Vesta Motley was screaming, and he could see Fritz on the deck where Connie had stood, holding out his hands in supplication.
"It's me." Bond ran forward, the deck still moving under his feet. Over the bows he could see the sea bubbling white, with pieces of debris beginning to be thrown up. As he ran, he wondered how he could see all this in the darkness of the night, then saw that the big tanker, even half a mile away, had two searchlights playing on the water.
"Mr. Bond!" Anton Fritz's mouth hung open as he saw the tall figure trying to run toward him.
"Yes! Now, start those bloody engines for me. I've a previous appointment to keep!"
"What happened?" from Rexinus within the wheelhouse.
"Never mind what happened. I just saved you from death by fire. Get those throttles wide open and head out of the harbor. Fast as you can."
"Was that the submarine?" Rexinus had gone from panic to sudden cool, pushing the throttles forward so that Bond had to grab at the wheelhouse doorway. The bows lifted, turned to circle the huge looming supertanker as Rexinus swung the wheel to take them out of the harbor.
"I want you to take her around the headland. I've got to make some kind of landing on the ocean side, as near to the rocks below El Morro as you can."
"Aye-aye," Rexinus shouted back. Then repeated, "The submarine? What happened to the submarine?"
"I think the crew must have been eating too much Indian food." Bond did not even smile. He was bracing himself against the wheelhouse and sliding a new magazine into the butt of the ASP 9mm converted Browning.
They were rounding the headland now, where the walls of the lowest part of El Morro reach down toward the rocks. "How near do you want to get?" Rexinus shouted.
"As near as you can manage. I've got to make it to those grassy slopes on the other side of the rocks."
"Don't think I'll quite be able to get you right in."
"I'll get over the rocks myself. Just bring her in as close as you can."
Fritz and Vesta Motley were speechless, soaking wet and white with fear. Then the bullets came, smashing into the woodwork on the deck as an automatic weapon opened up from the lower wall of El Morro.
"Far enough!" Bond yelled. "Get down. I'm going over the side." He saw the surf and the rocks coming up to meet him, climbed over the guardrail, and, as the boat dipped on the turn, dropped into the white foam.
It was luck rather than skill that got him over the jagged rocks. As he went into the water the tide was pulling back, gathering itself for another journey inland to slap into the shore. He was able to put his arms around one of the larger, slippery boulders and ride out the crashing waves until the sea drew back again, allowing him to move in over the old sea-worn stones. Halfway and he found another point between two rocks, where he hung on as the sea vented its force on him. The tide sucked back again, and on the third attempt, he made it over the final barrier and onto the rough grass above.
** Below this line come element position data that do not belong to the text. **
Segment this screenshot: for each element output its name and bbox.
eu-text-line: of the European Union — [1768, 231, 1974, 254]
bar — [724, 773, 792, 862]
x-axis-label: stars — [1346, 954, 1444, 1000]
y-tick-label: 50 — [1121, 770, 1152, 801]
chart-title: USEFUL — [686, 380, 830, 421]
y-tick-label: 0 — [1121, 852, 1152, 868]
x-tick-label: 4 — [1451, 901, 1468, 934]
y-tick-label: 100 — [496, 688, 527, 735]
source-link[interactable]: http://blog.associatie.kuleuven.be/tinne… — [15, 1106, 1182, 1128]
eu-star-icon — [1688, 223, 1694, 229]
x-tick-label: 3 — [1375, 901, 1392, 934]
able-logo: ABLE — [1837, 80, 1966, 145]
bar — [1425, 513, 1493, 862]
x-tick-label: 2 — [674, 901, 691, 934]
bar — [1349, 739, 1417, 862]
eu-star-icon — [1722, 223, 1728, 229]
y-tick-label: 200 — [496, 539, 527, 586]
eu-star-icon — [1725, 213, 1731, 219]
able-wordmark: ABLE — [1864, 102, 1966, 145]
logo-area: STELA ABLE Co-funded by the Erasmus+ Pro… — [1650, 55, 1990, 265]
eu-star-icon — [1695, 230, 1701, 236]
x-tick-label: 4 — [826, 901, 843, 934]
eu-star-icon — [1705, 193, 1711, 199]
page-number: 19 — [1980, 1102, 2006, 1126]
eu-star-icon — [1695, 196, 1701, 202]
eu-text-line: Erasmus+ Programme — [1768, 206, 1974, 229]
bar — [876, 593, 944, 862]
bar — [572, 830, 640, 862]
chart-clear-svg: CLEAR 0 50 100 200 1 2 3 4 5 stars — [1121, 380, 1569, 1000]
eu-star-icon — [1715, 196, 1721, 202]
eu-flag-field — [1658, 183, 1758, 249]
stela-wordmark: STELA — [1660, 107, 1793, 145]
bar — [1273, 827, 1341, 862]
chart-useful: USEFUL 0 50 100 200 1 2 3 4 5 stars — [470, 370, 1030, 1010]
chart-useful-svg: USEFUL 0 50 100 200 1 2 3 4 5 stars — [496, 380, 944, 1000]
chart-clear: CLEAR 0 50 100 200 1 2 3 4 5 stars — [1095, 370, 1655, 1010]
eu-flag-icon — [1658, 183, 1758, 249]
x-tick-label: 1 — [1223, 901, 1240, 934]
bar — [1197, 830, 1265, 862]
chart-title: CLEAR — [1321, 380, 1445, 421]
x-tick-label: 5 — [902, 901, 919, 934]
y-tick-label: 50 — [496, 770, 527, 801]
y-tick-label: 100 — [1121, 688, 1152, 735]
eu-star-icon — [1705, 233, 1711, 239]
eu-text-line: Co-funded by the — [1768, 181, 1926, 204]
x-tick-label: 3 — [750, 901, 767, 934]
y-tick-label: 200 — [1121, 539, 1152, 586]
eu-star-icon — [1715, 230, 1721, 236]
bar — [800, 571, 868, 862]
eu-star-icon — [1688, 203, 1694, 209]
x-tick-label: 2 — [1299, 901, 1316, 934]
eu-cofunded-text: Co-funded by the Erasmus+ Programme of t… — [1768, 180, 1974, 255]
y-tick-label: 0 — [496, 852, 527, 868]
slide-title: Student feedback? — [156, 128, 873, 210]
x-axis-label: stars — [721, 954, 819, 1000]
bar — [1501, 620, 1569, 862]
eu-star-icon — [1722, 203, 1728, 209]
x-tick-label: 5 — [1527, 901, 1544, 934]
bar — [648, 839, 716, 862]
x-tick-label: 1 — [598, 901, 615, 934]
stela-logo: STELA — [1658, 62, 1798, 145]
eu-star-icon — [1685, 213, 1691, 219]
As he lay on all fours, winded and gasping for breath, a figure rose from the ground in front of him and snapped, "Who goes?"
25 – Ride of the Valkyrie
He stayed exactly where he was, but absolutely still. "Bond," he said. "Captain James Bond, Royal Navy."
"Thank heaven it's you, boss. Dodd. Jim Dodd. Captain 22nd SAS. We've been waiting half the night for you." He put one arm under Bond's right armpit and helped him up. "The other lads are just up here. The bad boys've got automatic weapons in the fort, but I think we can deal with them without too much bother. You up to a little flight, boss?"